The researchers from 16 different universities and organizations, including the University of Antananarivo, World Wide Fund for Nature (WWF) Madagascar and the International Union for Conservation of Nature (IUCN), published their paper in Nature Sustainability on Monday.

“Last chance for Madagascar’s biodiversity” makes an appeal on behalf of the world for Rajoelina to rein in environmental crime and corruption, and ensure that sustainable development protects Madagascar’s treasures.

“The United States has the Statue of Liberty, France has the Eiffel Tower,” said co-author Dr. Jonah Ratsimbazafy of the University of Antananarivo. “For us in Madagascar it is our biodiversity … which is the unique heritage we are known for around the world. We cannot let these natural wonders, including 100 different types of lemur found nowhere else, disappear.”

The five policy proposals highlight the need for new investment in protected areas, forest restoration because of fuel wood harvesting, and new infrastructure and development that protects biodiversity. The scientists asked Rajoelina to get tough on environmental crime and corruption, while protecting the connection of local communities to their natural resources.

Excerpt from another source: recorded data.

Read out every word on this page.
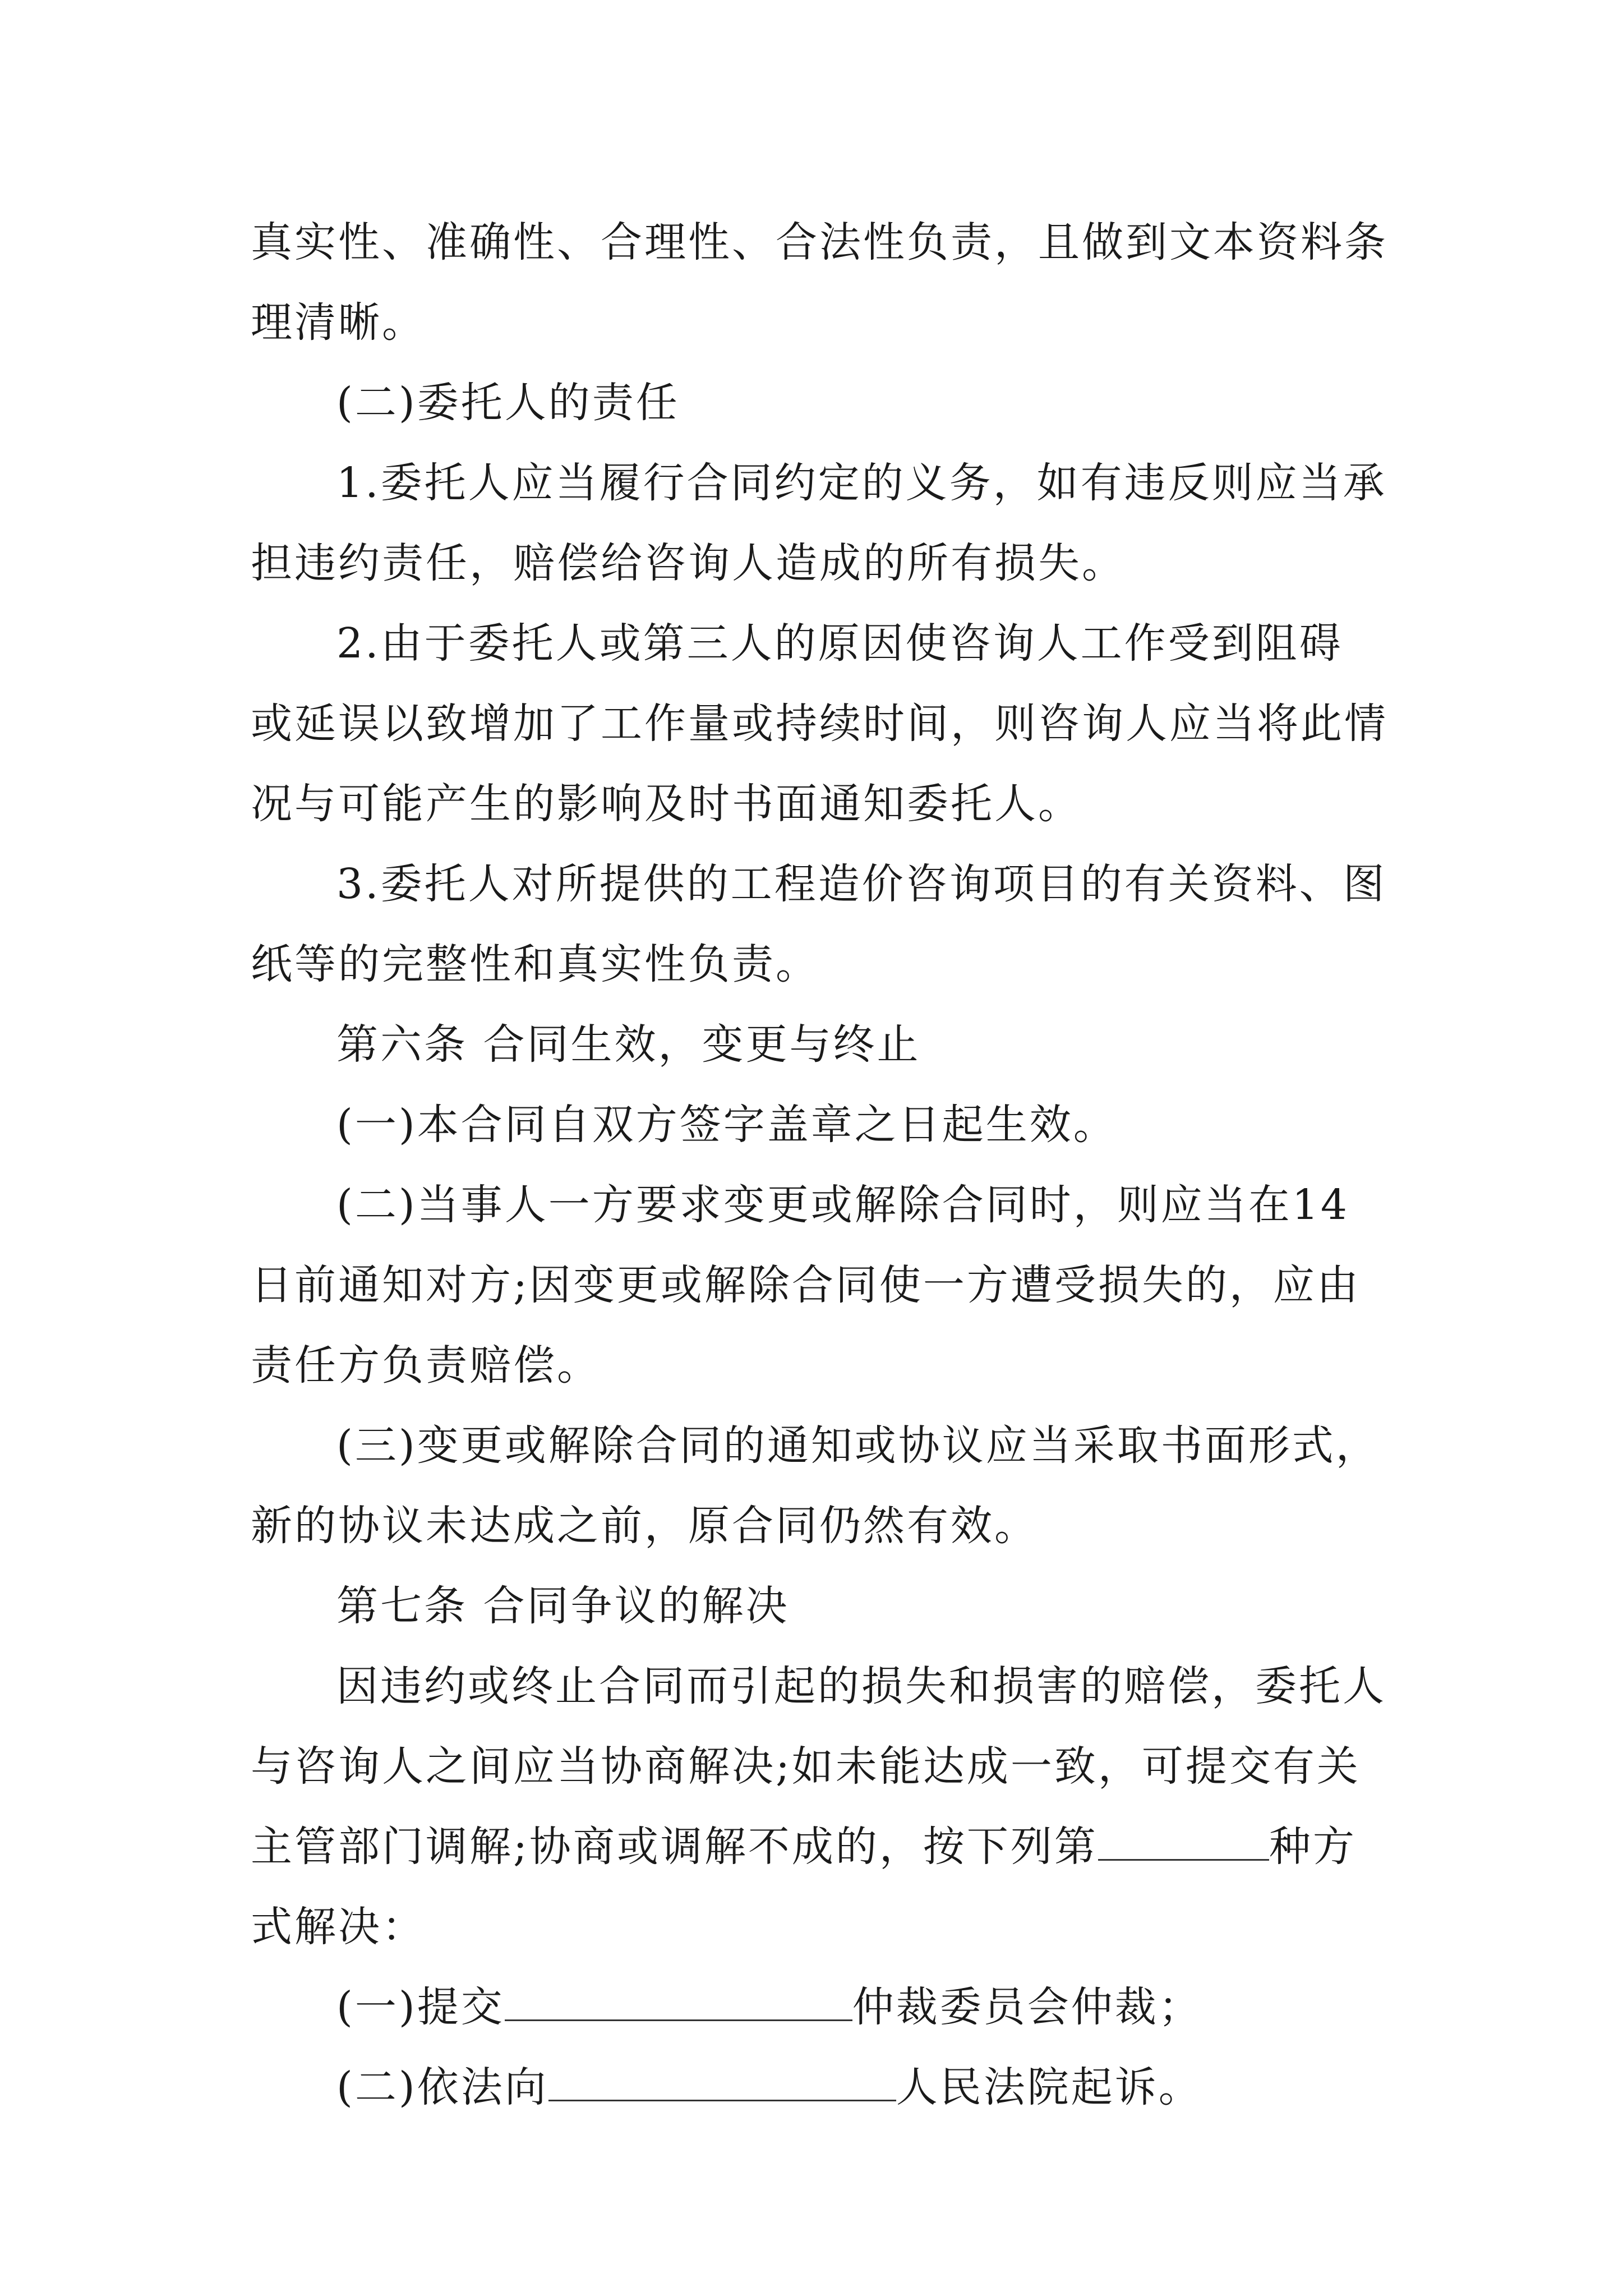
真实性、准确性、合理性、合法性负责，且做到文本资料条
理清晰。
(二)委托人的责任
1.委托人应当履行合同约定的义务，如有违反则应当承
担违约责任，赔偿给咨询人造成的所有损失。
2.由于委托人或第三人的原因使咨询人工作受到阻碍
或延误以致增加了工作量或持续时间，则咨询人应当将此情
况与可能产生的影响及时书面通知委托人。
3.委托人对所提供的工程造价咨询项目的有关资料、图
纸等的完整性和真实性负责。
第六条 合同生效，变更与终止
(一)本合同自双方签字盖章之日起生效。
(二)当事人一方要求变更或解除合同时，则应当在14
日前通知对方;因变更或解除合同使一方遭受损失的，应由
责任方负责赔偿。
(三)变更或解除合同的通知或协议应当采取书面形式，
新的协议未达成之前，原合同仍然有效。
第七条 合同争议的解决
因违约或终止合同而引起的损失和损害的赔偿，委托人
与咨询人之间应当协商解决;如未能达成一致，可提交有关
主管部门调解;协商或调解不成的，按下列第	种方
式解决：
(一)提交	仲裁委员会仲裁；
(二)依法向	人民法院起诉。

Lead study author Dr. Julia Jones of the University of Bangor in the UK noted Madagascar’s extreme poverty must be considered with conservation plans. “Conservation therefore needs to contribute to, and not detract from, national efforts targeting economic development,” she said. “It must not make situations worse for the rural poor who are so often marginalized in decision making.”

Dr. Herizo Andrianandrasana, a leading Malagasy conservationist, said the exploitation of biodiversity benefits the few who profit from rosewood trafficking, illegal mining in protected areas, or the prohibited trade in critically endangered tortoises.

“However, the costs are widespread and affect all Malagasy,” he warned, and the damage must be stopped before it is too late.